O programa da inauguração foi iniciado às 12h00 com a celebração eucarística, na qual marcaram presença as diversas individualidades convidadas, das quais se destacavam Leonel Gouveia, representante do Governador Civil, João Lourenço, presidente da Câmara Municipal de Santa Comba Dão, António Correia, vice-presidente da mesma, Mário Nogueira, fundador e director da Associação Portuguesa Mãos Unidas P. Damião, António Antunes, presidente da Junta de Freguesia de São João de Areias, e José Ferraz, presidente da Assembleia de Freguesia. Esta celebração contou com especial
participação do grupo Lúmen Gentium, da Igreja de Santos-o-Velho, de Lisboa, que animou os cânticos da missa e participou, com dança de tradição africana, no ofertório eucarístico.
Depois, em cortejo abrilhantado pela Banda Filarmónica da própria vila, individualidades e populares percorreram a pé o trajecto até ao espaço que ia ser benzido e inaugurado. Nessa cerimónia, Pe.
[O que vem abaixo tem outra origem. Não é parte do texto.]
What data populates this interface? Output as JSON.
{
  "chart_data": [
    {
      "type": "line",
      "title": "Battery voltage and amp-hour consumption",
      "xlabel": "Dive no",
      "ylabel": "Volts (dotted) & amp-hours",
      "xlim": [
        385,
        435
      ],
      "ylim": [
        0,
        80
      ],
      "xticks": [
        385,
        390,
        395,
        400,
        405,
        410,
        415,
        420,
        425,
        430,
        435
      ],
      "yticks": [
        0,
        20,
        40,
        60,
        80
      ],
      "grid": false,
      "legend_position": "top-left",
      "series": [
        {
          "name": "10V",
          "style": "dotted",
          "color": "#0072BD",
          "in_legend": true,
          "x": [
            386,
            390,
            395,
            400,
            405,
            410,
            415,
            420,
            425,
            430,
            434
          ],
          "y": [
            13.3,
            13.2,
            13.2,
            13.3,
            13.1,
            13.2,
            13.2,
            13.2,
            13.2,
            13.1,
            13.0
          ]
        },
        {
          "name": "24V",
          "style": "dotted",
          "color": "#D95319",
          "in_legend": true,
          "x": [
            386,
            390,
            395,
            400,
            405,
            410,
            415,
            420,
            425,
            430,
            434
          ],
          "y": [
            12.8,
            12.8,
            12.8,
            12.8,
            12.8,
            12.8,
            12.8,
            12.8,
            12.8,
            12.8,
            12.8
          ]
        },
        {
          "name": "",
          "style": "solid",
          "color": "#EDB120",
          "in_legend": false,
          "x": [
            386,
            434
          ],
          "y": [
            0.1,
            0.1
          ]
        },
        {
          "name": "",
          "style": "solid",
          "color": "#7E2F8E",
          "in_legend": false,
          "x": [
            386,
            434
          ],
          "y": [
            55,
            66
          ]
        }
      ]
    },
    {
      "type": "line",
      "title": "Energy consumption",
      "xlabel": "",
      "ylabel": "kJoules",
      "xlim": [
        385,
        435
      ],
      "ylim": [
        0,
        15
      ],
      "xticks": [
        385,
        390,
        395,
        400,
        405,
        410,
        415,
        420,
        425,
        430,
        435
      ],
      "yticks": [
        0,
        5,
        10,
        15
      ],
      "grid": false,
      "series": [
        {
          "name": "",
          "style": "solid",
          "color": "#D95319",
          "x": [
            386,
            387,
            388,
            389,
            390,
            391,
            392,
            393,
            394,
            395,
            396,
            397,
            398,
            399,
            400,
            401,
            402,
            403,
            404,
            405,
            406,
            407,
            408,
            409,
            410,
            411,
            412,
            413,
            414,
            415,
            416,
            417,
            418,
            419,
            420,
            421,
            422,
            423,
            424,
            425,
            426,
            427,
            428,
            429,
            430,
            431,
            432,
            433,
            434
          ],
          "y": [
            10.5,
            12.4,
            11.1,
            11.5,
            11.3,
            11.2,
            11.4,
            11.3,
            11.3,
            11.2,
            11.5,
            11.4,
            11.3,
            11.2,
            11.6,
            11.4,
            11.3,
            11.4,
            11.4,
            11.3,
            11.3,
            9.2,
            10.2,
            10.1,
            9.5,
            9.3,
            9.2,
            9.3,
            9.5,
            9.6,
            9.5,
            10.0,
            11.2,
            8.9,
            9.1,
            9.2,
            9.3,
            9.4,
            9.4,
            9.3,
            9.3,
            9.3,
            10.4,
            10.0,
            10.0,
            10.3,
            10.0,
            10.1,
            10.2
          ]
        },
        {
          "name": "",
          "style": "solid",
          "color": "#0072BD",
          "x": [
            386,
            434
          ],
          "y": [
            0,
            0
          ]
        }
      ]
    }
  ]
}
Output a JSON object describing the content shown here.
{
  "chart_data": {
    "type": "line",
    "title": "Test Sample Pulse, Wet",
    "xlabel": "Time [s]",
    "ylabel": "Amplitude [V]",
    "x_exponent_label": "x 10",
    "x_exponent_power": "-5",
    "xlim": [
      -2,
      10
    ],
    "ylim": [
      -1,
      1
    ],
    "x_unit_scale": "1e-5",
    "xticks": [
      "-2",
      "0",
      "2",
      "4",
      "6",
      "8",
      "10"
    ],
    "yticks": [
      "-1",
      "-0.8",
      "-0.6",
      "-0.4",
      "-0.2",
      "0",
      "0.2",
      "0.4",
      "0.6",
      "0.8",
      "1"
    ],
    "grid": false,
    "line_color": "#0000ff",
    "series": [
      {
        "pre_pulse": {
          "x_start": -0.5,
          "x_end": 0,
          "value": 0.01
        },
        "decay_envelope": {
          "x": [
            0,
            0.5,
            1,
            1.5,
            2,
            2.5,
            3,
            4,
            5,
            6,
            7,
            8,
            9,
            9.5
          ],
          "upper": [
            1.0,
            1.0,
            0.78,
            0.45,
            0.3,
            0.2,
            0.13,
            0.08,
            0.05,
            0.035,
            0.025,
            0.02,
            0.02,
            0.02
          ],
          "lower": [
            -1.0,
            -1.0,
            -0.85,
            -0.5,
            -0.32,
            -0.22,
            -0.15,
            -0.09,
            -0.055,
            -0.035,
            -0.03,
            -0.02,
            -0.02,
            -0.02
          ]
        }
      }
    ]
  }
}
José António procedeu ao ritual da bênção, seguindo-se a inauguração do edifício com o descerramento, por parte da presidente da Câmara e do director da Associação Mãos Unidas, da respectiva placa. No momento, foi também descerrada, por parte de Amadeu Coelho, membro da Direcção do Centro Social e Paroquial, uma outra placa do espaço do mesmo edifício destinado ao Cartório Paroquial.
À visita daquelas instalações, franqueada à multidão que ali se aglomerou, seguiu-se novo cortejo apeado, igualmente abrilhantado pela Banda Filarmónica, dessa vez até ao salão de festas do Lar São José, onde o programado almoço de confraternização foi servido. Participado por centena e meia de convivas, este convívio assinalou também o primeiro aniversário do Centro Alimentar Contra a Pobreza Mãos Unidas Pe. Damião de Santa Comba Dão, juntando responsáveis e colaboradores do mesmo, assim como dos Centros Alimentares congéneres de Leiria e Carregal do Sal.
Ao iniciar os discursos, Pe. José António realçou a importância das parcerias neste e noutros projectos em prol do serviço social, agradecendo à Câmara Municipal e à Associação Mãos Unidas a forma excepcional como têm colaborado com o Centro Social e Paroquial de São João de Areias. “Agradeço muito à Câmara, que desde a primeira hora se disponibilizou e ajudou“, acentuou o sacerdote, estendendo o agradecimento à Junta de Freguesia de São João de Areias.
Mário Nogueira, ao apontar que a acção principal da Associação que fundou em 1998 é o combate à lepra além-fronteiras, deu a saber que há 5 a 6 milhões de leprosos em tratamento através de associações internacionais, sublinhando: “Graças ao nosso trabalho e ao de associações de outros países que se juntam a nós, já não existem esses 50 milhões de leprosos que havia quando começámos a nossa acção“. Ao falar da razão que levou a Associação Mãos Unidas a alargar o raio de acção a outras doenças, como a tuberculose, a malária, a sida, apontou outras lepras dos dias de hoje, referindo-se então à droga, ao álcool, à pobreza e aos sem-abrigo como doenças de marginalização no nosso país. “Por isso estamos empenhados em abrir no nosso país Centros Alimentares Contra a Pobreza e Centros Contra a Prostituição“, afirmou, dando como exemplo a criação do Centro de Acolhimento Temporário agora inaugurado em São João de Areias, designado de Habitação Social, uma vez que a Segurança Social não autoriza que tenha aquela designação, por ter exclusividade da própria instituição.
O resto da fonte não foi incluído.